There’s a useful rule of thumb in politics. When Conservative politicians pronounce themselves to be a One Nation Tory, you can be pretty sure they’ve got nothing sensible to say. Instead of addressing voters, they’re conversing with each other in a special form of Tory code. It’s an identifier without substance, a form of ritualistic preening often seen in the animal kingdom.
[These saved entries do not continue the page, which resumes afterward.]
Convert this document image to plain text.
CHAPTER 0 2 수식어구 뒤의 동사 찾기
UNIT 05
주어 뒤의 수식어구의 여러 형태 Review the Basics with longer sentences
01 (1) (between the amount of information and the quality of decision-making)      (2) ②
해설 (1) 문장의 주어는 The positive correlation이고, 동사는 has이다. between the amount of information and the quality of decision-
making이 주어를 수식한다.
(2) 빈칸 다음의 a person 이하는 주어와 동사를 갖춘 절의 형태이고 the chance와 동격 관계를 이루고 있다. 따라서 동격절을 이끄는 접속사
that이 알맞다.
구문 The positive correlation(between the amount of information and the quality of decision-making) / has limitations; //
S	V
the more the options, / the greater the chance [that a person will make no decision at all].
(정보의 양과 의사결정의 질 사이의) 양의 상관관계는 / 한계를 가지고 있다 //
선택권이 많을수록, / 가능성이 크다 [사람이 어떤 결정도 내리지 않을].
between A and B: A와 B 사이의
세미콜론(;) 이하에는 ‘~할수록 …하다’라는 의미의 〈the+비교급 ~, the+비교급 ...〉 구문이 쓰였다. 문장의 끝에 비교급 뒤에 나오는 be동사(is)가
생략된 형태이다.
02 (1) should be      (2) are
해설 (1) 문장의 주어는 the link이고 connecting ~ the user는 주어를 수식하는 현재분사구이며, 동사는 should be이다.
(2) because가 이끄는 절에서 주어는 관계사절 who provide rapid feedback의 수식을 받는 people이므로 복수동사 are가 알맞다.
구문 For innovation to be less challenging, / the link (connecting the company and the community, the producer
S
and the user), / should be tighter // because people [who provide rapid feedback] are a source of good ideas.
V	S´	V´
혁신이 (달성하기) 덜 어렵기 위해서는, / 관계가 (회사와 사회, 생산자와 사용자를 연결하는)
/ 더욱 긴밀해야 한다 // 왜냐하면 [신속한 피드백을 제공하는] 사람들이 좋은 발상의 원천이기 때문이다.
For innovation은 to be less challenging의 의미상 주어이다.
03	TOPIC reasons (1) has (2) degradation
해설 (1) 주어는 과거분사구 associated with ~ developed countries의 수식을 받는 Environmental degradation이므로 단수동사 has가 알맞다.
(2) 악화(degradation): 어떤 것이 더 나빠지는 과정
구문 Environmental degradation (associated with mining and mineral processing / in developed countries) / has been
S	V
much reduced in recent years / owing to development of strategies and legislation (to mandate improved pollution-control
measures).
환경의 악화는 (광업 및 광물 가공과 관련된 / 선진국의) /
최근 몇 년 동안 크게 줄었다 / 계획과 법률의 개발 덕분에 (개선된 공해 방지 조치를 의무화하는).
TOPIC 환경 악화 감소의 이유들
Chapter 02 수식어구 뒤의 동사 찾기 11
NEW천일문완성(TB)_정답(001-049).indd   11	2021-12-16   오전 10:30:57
Amber Rudd was at it last week. Claiming that the economy was her top priority, Rudd said she would oppose any Conservative leadership candidate who wanted to cancel HS2. The timing was unfortunate, with the House of Lords Economic Affairs Committee subsequently producing a report recommending the government think again on HS2. Costs are out of control and no one knows what the final price tag will be. Making the case for the Conservatives at the European elections, the work and pensions secretary delivered a diatribe of despair and negativity. ‘We should expect a higher level of debate,’ she scolded. ‘We must be bold and be courageous, take on the falsehoods and take on the haters.’
Every rule has an exception and in this case it is David Gauke, the Justice Secretary. Unlike most One Nation Tories who are happiest talking about anything other than the economy, Gauke understands that Conservatives must win the economic debate.
‘The economy should be at the heart of the centre right’s case to the electorate,’ Gauke said in a speech to Onward. ‘A focus upon creating prosperity is an approach that more often unites rather than divides the Conservative Party,’ is the slightly tepid way Gauke frames the political case for economic growth.
But that is about as far as it goes. Other than pouring cold water on tax cuts – the tried and tested Lawsonian way of making tax reform popular – Gauke offered little in the way of enlightenment as to what these economic polices might be, even in their vaguest form.
The reason is not hard to find. As Stian Westlake has argued, the hard truth is the government doesn’t have an economic policy. To misquote Keith Joseph, balancing the budget is not enough. There is no programme of pro-growth, micro-economic policies similar to the supply side, deregulatory reforms of the 1980s and 1990s. When your principal economic policies are building HS2 and decarbonising the economy, you have counted yourself out of the prosperity-making business. And if you claim that raising living standards is your priority, you are going to end up disappointing an awful lot of voters
So it’s hardly surprising that One Nation Tories have a big problem with populism. In Gauke’s telling, Margaret Thatcher was one of us when it comes to his dislike of populism. Her success in turning around the economy was based on being an anti-populist. ‘She did so not by embracing populism but by confronting it,’ Gauke claims. The implication is that Margaret Thatcher was some kind of bloodless technocrat who knew better than the people she represented.
Nothing could be farther from the truth. She always knew where she came from and never turned her back on her natural supporters and was unembarrassed that their values were her values.
In a perceptive piece on the anniversary of her becoming prime minister, George Trefgarne writes that Margaret Thatcher would have known exactly what is wrong with the current Conservative party. ‘It has forgotten who its people are and what it stands for.’
The gap between the real Thatcher reality and Gauke’s revisionist version can be seen on immigration and culture. Acknowledging that sections of British society resent the disappearance of the culture they grew up with, Gauke sees this development as overwhelmingly positive. A year before becoming prime minister, Thatcher gave a famous TV interview when she talked about immigration in very different terms. ‘People are really rather afraid that this country might be rather swamped by people with a different culture,’ she told Granada’s World in Action. Even Nigel Farage couldn’t say that nowadays.
As political strategy, fighting populism is a formula for certain defeat. Thatcher’s three election victories show how successful Conservative leaders can co-opt populism for conservative ends. Thus the flourishing of popular capitalism and wider share ownership, of council house sales and of having a ‘retail offer’ of tax cuts at election time, something sorely lacking in the 2017 election.
The main function of One Nation Tories used to be in providing the Conservative party with ballast. In the demotic politics of 2019, where the Brexit Party can go from nought to overtaking the Tories in a matter of weeks, they are like defenceless herbivores against a hungry predator.
The irony of One Nation Toryism is that it is really about belief in the existence of Two Nations, comprising the people on top like them and a great mass of voters whose views and values are to be handled with a pair of tongs. It’s snobbery without the class of yesteryear – exactly what Nigel Farage could have ordered as his ideal entrée.